Give yourself to love.

“”But I only want to love.  I don’t want to feel or radiate or express anger. I’m willing to come to the Women’s March, but I’ll do it in a loving way.  For me it is not a protest march.”  My friend Julie was taking the risk to tell me what was in her heart about “the Resistance”.

I really believe in bringing as much love as possible to our Resistance work.  I for many months wrote a blog focused on exactly this: Resistance, Peace and Love.  My signature peace poem, “Sweet Peace” wrestles with the place of resistance and love.  The last verse of that poem says,

And so yes, even more than resistance
Our work is to love
Our work is to create peace within ourselves
And then radiate peace to each other.”

And even to those on the other side, even to their leaders

“Who are so wrong-headed
Sometimes so full of hate
That they get very dangerous and must be stopped.”

My friends who regard “not getting angry” as a cardinal value are, to me, like the monks in their monasteries keeping the planet from blowing up by the force of peace that they radiate – and I really believe they are doing that.

“Angry energy doesn’t serve us.” When maybe 15 twenty-something folks dressed all in black came out to one of our rallies and yelled “Kill the pigs” at the cops, that didn’t serve us and I wished they weren’t there.

womens march avl 3
How do we stay in a loving place when we are protesting bad things?

If Trump fires Mueller and we take to the streets (MoveOn has a lot of people like me already committed to do this), it’s going to be an angry energy – we’re going to need a lot of people angry enough to do this.  My coaching to myself around situations like this is to “Go with as much love in your heart as you can muster – but don’t wait until you are completely peaceful.  Go and ask Spirit to guide you.”

I believe that when Jesus threw the money-changers out of the temple, he was angry.  If I see someone hurting one of my grandchildren (or my big, strapping 41 year old son), my intervention will probably be driven by anger – and that anger may give me the force I need for my intervention to succeed.  Afterwards I can bless the perpetrator.

Thay and MLK
I want to learn from Thich Nhat Hanh – and Martin Luther King – how to be peace in every step. But it’s a process – I’m not fully there yet.

Thich Nhat Hanh, one of my  spiritual heroes and perhaps our foremost modern teacher of mindfulness, belongs to the order of Vietnamese Zen monks that got famous for their attempts to intervene in the Vietnam war.  I saw him speak in Chicago just days after the U.S. had invaded Iraq.  The first 45 minutes of his talk were pretty much his standard message about “Being peace”.  But then he energetically, almost visibly shifted gears as he said, basically, “People, it’s time to take to the streets. If we are committed to peace, we’ve got to do anything we reasonably can to stop this killing.”

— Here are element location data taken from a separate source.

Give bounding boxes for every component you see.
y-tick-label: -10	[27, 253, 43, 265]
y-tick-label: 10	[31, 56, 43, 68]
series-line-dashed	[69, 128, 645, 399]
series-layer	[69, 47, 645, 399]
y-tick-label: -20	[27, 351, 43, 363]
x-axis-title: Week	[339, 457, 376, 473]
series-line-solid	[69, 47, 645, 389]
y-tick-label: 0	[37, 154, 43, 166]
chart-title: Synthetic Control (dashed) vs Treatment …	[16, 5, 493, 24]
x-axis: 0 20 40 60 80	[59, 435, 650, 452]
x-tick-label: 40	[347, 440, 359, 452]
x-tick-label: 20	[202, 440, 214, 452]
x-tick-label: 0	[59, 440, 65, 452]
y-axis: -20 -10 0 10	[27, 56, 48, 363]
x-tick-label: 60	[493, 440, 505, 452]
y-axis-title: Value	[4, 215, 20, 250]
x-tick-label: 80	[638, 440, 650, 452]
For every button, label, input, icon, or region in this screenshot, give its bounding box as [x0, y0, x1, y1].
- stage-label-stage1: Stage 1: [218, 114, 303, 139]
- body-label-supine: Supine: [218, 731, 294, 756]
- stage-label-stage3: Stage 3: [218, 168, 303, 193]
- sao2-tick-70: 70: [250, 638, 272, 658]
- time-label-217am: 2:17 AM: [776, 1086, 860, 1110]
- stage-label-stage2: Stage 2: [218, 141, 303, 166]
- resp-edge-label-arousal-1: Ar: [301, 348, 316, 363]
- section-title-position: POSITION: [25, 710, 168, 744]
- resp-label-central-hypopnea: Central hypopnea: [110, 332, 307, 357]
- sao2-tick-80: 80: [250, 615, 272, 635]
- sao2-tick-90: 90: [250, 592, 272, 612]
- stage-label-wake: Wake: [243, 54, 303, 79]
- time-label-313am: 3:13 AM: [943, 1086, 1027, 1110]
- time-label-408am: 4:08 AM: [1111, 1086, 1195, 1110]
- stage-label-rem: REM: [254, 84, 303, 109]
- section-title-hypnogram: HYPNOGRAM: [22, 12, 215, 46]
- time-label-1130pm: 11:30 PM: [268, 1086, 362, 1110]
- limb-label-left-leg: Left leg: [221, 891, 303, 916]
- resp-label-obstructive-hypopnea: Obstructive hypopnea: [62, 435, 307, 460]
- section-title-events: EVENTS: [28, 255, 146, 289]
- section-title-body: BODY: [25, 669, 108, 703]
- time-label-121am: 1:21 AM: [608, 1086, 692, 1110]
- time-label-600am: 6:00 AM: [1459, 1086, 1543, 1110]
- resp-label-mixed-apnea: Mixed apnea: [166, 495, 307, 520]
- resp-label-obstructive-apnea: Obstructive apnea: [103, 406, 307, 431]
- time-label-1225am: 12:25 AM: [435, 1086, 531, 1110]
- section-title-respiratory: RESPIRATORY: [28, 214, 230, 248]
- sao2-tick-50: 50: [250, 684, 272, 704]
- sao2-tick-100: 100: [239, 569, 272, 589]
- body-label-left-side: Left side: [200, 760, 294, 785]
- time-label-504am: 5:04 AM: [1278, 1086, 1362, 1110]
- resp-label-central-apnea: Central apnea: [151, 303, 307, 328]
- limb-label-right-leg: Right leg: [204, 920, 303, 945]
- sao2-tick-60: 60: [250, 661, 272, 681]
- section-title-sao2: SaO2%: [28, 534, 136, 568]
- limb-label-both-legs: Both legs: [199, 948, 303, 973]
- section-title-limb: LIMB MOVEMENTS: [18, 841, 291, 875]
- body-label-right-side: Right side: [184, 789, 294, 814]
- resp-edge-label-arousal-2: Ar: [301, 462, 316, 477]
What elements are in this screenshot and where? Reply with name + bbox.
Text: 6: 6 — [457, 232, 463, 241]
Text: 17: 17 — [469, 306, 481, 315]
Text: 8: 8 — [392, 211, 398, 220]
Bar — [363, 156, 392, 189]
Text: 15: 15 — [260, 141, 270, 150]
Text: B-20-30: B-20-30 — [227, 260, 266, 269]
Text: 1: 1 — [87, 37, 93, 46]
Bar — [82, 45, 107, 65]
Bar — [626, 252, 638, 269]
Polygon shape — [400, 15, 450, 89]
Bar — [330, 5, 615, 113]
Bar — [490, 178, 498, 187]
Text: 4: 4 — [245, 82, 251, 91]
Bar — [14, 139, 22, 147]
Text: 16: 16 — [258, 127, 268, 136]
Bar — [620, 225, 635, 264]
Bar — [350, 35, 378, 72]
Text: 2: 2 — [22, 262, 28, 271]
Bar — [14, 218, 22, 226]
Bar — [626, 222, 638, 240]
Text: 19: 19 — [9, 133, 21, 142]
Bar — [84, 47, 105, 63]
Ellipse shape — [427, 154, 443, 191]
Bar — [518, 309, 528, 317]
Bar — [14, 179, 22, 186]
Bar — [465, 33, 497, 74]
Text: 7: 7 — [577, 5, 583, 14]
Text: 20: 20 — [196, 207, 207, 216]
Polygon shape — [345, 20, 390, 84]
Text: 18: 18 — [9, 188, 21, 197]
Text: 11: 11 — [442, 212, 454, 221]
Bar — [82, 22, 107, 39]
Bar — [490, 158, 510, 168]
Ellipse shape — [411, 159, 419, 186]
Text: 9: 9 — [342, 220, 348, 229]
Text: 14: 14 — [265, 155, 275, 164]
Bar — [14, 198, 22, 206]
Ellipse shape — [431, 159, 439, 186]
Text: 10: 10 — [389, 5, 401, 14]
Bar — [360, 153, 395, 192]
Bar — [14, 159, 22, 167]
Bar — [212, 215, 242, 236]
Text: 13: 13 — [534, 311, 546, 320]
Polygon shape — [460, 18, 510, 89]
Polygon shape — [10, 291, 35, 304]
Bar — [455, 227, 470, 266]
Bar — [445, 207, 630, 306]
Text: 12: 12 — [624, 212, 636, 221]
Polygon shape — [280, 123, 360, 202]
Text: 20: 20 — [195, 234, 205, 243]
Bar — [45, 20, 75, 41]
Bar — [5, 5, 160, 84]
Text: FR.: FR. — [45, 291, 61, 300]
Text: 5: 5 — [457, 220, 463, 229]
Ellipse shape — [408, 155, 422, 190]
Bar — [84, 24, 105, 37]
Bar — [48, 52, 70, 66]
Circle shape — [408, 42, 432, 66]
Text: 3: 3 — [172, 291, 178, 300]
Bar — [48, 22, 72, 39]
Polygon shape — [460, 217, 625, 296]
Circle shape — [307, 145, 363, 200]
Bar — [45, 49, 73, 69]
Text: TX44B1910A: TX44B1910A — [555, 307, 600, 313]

I will continue to have conversations with my friends like Julie.  I will listen as deeply as I can. I will try to find the questions that will invite them to bring me into their thought and feeling process.  I will try to walk in their shoes.  I will try to develop processes and experiences that anchor peace deeper in myself.  I will write this blog and make my speeches and have coaching conversations with people.

And hopefully all of us together, with our differing interventions, can throw the bums out and start over.